Improved Bounds for Relaxed Graceful Trees

We introduce left and right-layered trees as trees with a specific representation and define the excess of a tree. Applying these ideas, we show a range-relaxed graceful labeling which improves on the upper bound for maximum vertex label given by Van Bussel.
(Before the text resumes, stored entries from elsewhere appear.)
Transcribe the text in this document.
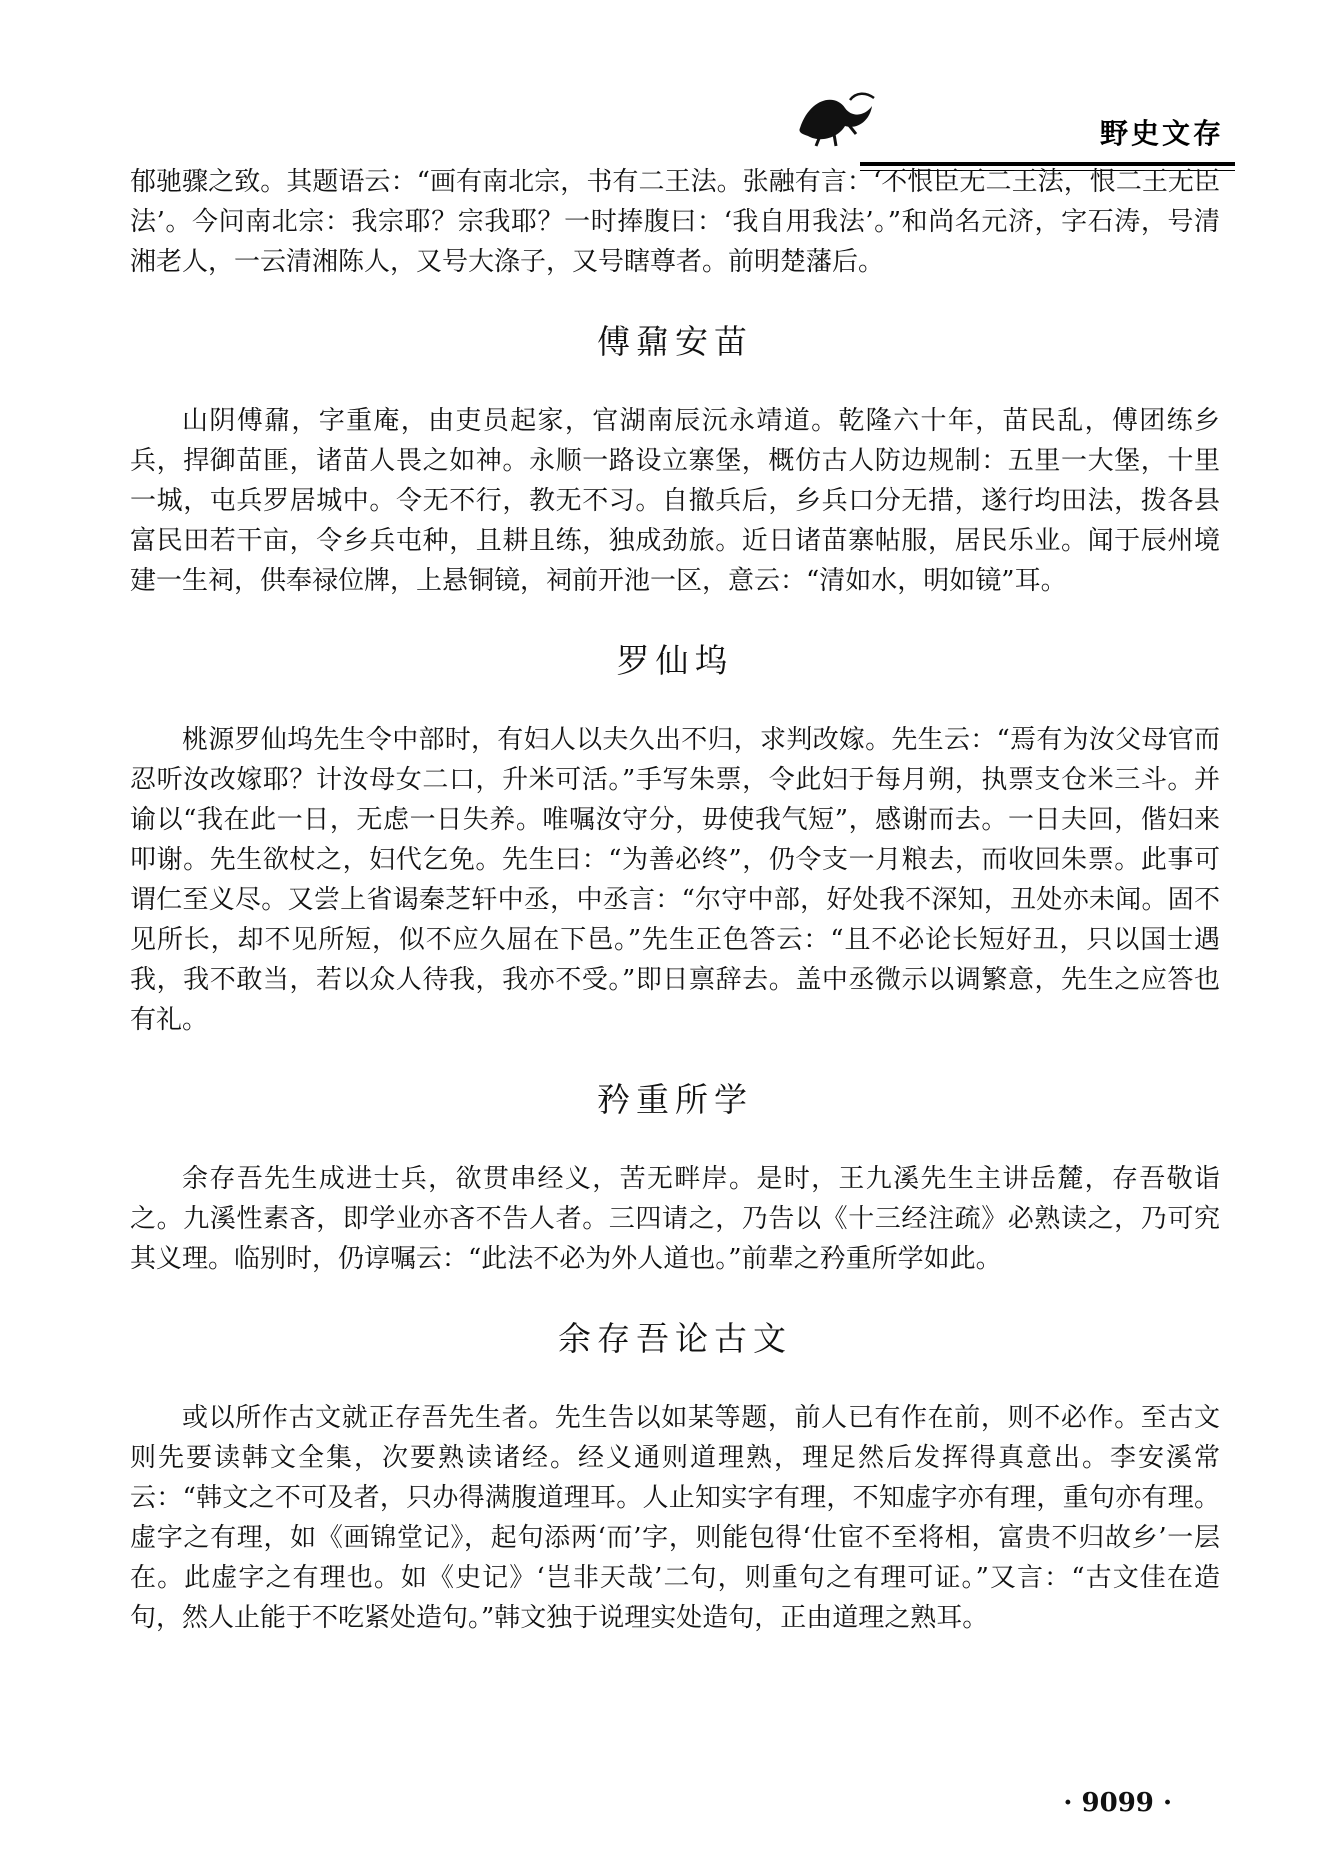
野史文存

郁驰骤之致。其题语云：“画有南北宗，书有二王法。张融有言：‘不恨臣无二王法，恨二王无臣法’。今问南北宗：我宗耶？宗我耶？一时捧腹曰：‘我自用我法’。”和尚名元济，字石涛，号清湘老人，一云清湘陈人，又号大涤子，又号瞎尊者。前明楚藩后。

傅鼐安苗

山阴傅鼐，字重庵，由吏员起家，官湖南辰沅永靖道。乾隆六十年，苗民乱，傅团练乡兵，捍御苗匪，诸苗人畏之如神。永顺一路设立寨堡，概仿古人防边规制：五里一大堡，十里一城，屯兵罗居城中。令无不行，教无不习。自撤兵后，乡兵口分无措，遂行均田法，拨各县富民田若干亩，令乡兵屯种，且耕且练，独成劲旅。近日诸苗寨帖服，居民乐业。闻于辰州境建一生祠，供奉禄位牌，上悬铜镜，祠前开池一区，意云：“清如水，明如镜”耳。

罗仙坞

桃源罗仙坞先生令中部时，有妇人以夫久出不归，求判改嫁。先生云：“焉有为汝父母官而忍听汝改嫁耶？计汝母女二口，升米可活。”手写朱票，令此妇于每月朔，执票支仓米三斗。并谕以“我在此一日，无虑一日失养。唯嘱汝守分，毋使我气短”，感谢而去。一日夫回，偕妇来叩谢。先生欲杖之，妇代乞免。先生曰：“为善必终”，仍令支一月粮去，而收回朱票。此事可谓仁至义尽。又尝上省谒秦芝轩中丞，中丞言：“尔守中部，好处我不深知，丑处亦未闻。固不见所长，却不见所短，似不应久屈在下邑。”先生正色答云：“且不必论长短好丑，只以国士遇我，我不敢当，若以众人待我，我亦不受。”即日禀辞去。盖中丞微示以调繁意，先生之应答也有礼。

矜重所学

余存吾先生成进士兵，欲贯串经义，苦无畔岸。是时，王九溪先生主讲岳麓，存吾敬诣之。九溪性素吝，即学业亦吝不告人者。三四请之，乃告以《十三经注疏》必熟读之，乃可究其义理。临别时，仍谆嘱云：“此法不必为外人道也。”前辈之矜重所学如此。

余存吾论古文

或以所作古文就正存吾先生者。先生告以如某等题，前人已有作在前，则不必作。至古文则先要读韩文全集，次要熟读诸经。经义通则道理熟，理足然后发挥得真意出。李安溪常云：“韩文之不可及者，只办得满腹道理耳。人止知实字有理，不知虚字亦有理，重句亦有理。虚字之有理，如《画锦堂记》，起句添两‘而’字，则能包得‘仕宦不至将相，富贵不归故乡’一层在。此虚字之有理也。如《史记》‘岂非天哉’二句，则重句之有理可证。”又言：“古文佳在造句，然人止能于不吃紧处造句。”韩文独于说理实处造句，正由道理之熟耳。

· 9099 ·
For the case when the tree is a lobster of size $m$ and diameter $d$, the labeling produces vertex labels no greater than $\frac{3}{2}m-\frac{1}{2}d$. Furthermore, we show that any lobster $T$ with $m$ edges and diameter $d$ has an edge-relaxed graceful bipartite labeling with at least $\max\{\frac{3m-d+6}{4},\frac{5m+d+15}{8}\}$ of the edge weights distinct, which is an improvement on a bound given by Rosa and \v{S}ir\'{a}\v{n} on the $\alpha$-size of trees, for $d<\frac{m+22}{7}$ and $d>\frac{5m-65}{7}$. We also show that there exists an edge-relaxed graceful labeling (not necessarily bipartite) with at least $\max\left\{\frac{3}{4}m+\frac{d-\nu}{8}+\frac{3}{2},\nu\right\}$ of the edge weights distinct, where $\nu$ is twice the size of a partial matching of $T$. This is an improvement on the gracesize bound of Rosa and \v{S}ir\'{a}\v{n} for certain values of $\nu$ and $d$. We view these results as a step towards Bermond's conjecture.
Comment: 17 pages, 4 figures